Briefly, code 100 is heavier than any mainline rail ever laid, anywhere. That famous PRR 152 and 155 pound rail would be code 93 if anybody ever made any. Code 83 is a good approximation of heavy mainline rail - used by Northeastern lines and coal haulers since the 1920s, and by almost all the Class I roads today (There's an industrial area near my home that was laid with 132 pound rail dated 2000...)
Except for those unmodified NEM flanges on some older European-made cars, code 83 will handle anything you run on it. Even most of the NEM flanges will work.
In (somewhat) defense of Code 100, it is cheaper than code 83, and works just fine where the sun will never shine.
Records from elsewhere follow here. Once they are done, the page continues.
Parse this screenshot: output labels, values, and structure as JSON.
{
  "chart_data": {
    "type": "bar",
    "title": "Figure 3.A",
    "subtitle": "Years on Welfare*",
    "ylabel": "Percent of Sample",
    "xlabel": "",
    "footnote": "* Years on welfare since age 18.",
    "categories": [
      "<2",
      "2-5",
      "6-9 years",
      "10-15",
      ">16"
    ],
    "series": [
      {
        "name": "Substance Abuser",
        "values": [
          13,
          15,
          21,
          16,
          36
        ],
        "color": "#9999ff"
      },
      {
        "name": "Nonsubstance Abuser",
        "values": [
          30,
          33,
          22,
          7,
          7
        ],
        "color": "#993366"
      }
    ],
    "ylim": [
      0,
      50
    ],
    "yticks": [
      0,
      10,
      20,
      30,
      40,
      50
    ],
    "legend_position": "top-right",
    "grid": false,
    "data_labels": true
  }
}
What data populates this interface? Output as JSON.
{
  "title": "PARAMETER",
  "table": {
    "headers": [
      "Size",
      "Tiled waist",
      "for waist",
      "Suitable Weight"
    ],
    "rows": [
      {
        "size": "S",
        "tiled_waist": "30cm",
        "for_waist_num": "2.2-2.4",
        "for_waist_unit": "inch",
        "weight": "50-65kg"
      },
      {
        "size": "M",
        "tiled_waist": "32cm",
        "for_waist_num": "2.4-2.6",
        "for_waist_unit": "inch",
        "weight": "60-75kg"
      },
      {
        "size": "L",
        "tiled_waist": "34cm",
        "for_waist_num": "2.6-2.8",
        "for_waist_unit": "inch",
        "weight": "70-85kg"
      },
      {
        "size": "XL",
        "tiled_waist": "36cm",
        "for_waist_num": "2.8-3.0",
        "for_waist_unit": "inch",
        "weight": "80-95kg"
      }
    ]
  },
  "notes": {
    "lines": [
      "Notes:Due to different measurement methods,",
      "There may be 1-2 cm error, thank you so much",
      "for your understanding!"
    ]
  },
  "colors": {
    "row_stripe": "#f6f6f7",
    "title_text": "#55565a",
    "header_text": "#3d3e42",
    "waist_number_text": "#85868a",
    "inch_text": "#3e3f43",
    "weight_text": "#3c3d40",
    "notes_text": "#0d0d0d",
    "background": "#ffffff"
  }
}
That's where my original stock of Code 100 flex went, laid in the netherworld along with some stick rail, sectional track and other odd ends.
I experimentally laid one length of Atlas Code 83 in the Netherworld and discovered that Atlas universal rail joiners will connect it to Atlas code 100 without any special modifications or conniptions. These aren't transition joiners, just the regular kind. I did weigh down the freshly-caulked rail with a flat-bottomed weight to assure level rail ends - but I do that for every length of rail I lay.
Availability of specialwork is one thing that has zero influence on my rail height decisions - I can hand-lay mine with any height of rail, down to and including code 25 (mine car tracks.)